March 28th, 1979, was one of the most exciting evenings in postwar British politics. It was 40 years ago that a no confidence motion was debated, one that everyone knew would go down to the wire. The Labour government of James Callaghan was soldiering on, supported at times by Liberals and Scottish Nationalists. He’d been expected to call an election in the autumn of 1978, but had held on, hoping for ae economic upturn. Unfortunately for him, widespread industrial unrest shut down many services in the “winter of discontent,” and Labour’s popularity fell.
On March 1st, a Scottish referendum on devolution had failed to break the 40% threshold, and the SNP turned against the government when it declined to bring in devolution. Tory leader, Margaret Thatcher put down a motion of no confidence on March 26th, and frantic bargaining went on for 3 days as the government tried to cobble together a majority. It gained some Ulster Unionist and Plaid votes by promising extra funds for their areas, and it looked as though they might just make it when they persuaded Irish Independent Frank McGuire to come over for the debate.

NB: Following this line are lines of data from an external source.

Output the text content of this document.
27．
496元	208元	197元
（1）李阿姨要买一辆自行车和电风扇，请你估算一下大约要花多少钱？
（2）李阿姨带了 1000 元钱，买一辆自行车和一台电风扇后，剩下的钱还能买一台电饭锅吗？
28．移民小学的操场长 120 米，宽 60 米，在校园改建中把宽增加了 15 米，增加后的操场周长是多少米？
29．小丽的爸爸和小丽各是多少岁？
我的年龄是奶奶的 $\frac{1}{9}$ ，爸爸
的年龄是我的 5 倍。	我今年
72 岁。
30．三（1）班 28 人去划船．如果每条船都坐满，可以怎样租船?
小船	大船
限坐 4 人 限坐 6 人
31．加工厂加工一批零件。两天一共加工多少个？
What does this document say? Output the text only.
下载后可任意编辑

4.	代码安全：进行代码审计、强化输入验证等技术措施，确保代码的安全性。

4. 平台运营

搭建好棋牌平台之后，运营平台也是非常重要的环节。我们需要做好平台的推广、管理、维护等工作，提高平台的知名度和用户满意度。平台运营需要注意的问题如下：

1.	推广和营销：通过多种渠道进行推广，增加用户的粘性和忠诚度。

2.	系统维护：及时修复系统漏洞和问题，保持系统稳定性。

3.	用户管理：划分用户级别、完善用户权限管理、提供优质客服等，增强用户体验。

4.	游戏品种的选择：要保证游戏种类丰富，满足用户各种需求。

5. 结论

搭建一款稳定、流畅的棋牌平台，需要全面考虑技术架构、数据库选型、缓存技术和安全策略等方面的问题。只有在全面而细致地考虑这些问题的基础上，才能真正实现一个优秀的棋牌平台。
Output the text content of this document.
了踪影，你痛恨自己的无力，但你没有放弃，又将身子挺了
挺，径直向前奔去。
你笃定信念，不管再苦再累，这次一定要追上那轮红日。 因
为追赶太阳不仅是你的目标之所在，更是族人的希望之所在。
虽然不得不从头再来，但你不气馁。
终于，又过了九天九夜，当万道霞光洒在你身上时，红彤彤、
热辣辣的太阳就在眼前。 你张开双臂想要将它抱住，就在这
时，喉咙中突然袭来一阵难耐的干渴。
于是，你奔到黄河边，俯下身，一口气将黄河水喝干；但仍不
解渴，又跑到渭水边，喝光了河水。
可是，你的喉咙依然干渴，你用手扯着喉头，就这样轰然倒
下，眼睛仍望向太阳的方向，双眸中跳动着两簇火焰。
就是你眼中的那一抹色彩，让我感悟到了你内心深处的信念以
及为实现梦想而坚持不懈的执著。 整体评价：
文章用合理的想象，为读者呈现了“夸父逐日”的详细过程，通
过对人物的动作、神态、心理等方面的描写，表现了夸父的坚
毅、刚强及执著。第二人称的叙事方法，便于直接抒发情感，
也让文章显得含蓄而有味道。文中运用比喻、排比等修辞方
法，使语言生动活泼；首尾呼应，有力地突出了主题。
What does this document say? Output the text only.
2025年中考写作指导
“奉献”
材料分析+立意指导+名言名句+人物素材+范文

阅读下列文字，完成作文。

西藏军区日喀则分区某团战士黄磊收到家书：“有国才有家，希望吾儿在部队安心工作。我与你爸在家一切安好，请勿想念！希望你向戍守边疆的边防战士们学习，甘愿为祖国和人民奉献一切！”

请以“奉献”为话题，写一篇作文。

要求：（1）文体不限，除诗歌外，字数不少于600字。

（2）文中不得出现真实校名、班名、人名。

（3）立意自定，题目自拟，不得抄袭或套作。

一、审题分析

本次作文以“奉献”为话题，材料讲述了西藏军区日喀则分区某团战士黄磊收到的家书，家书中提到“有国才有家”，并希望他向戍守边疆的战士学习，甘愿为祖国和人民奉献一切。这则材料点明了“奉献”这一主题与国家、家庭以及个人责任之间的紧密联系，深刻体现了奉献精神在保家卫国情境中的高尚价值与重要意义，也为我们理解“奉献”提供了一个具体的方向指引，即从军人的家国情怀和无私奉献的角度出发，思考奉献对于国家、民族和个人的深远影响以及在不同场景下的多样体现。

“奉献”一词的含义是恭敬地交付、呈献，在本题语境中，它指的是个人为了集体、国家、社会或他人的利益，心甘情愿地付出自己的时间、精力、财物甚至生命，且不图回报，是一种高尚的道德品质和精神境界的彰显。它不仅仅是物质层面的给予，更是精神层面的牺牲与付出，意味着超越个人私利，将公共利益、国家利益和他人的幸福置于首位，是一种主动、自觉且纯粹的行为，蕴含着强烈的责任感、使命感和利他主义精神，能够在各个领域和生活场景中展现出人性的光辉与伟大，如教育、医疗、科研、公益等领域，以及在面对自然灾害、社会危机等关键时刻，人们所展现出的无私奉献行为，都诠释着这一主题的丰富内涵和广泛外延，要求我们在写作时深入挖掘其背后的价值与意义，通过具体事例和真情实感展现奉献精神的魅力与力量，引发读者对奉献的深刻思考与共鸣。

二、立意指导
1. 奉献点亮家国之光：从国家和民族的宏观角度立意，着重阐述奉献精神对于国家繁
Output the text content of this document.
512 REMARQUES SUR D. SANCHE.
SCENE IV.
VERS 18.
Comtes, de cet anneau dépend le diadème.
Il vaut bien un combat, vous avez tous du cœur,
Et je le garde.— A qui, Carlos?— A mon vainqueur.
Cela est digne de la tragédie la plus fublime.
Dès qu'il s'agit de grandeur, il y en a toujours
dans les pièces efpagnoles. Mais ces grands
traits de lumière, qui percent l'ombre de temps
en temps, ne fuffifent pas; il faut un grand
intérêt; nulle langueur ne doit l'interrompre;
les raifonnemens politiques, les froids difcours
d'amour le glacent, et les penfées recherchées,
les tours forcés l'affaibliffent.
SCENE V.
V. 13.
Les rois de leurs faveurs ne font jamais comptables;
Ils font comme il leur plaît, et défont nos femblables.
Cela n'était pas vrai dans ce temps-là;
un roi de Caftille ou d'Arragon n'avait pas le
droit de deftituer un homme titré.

The debate was covered live on the radio, and was broadcast in many pubs throughout Britain. Everyone held their breath as the division came. The Tory whip boomed out the result: “Ayes to the right 311, Noes to the left 310.” No confidence was carried. My friends reported that a great cheer went up in pubs across the country. Callaghan made a dignified response: “Mr Speaker, now that the House has declared itself, we shall take our case to the country.”
It was a hard-fought campaign until Polling Day on May 3rd, but Callaghan seemed resigned to defeat. After the polls closed, in a car with his adviser, Bernard Donoughue, he remarked: 'You know there are times, perhaps once every thirty years, when there is a sea-change in politics.” He was right. The sea-change swept in Margaret Thatcher, the UK’s first woman Prime Minister.
She and her team turned Britain around. She broke the postwar consensus that had acquiesced in Keynesian economics and the postwar socialist measures that Atlee had introduced. She privatized most of the major nationalized industries, and brought the unions within the law to cut industrial unrest. She lowered taxes, raised incentives, and freed the economy from some of the arcane restrictions that had held it back. She allowed state tenants to buy their homes and become homeowners. And abroad she stood up to Soviet bullying and expansionism, a policy that ultimately led to their collapse.
Britain went from being among the poorest performers in Europe to one of the best, from an international laughing stock to a country respected once more. She saved Britain from what many thought must be an inevitable decline, and restored its confidence in itself. It was that crucial vote, 40 years ago, that set these great events in motion.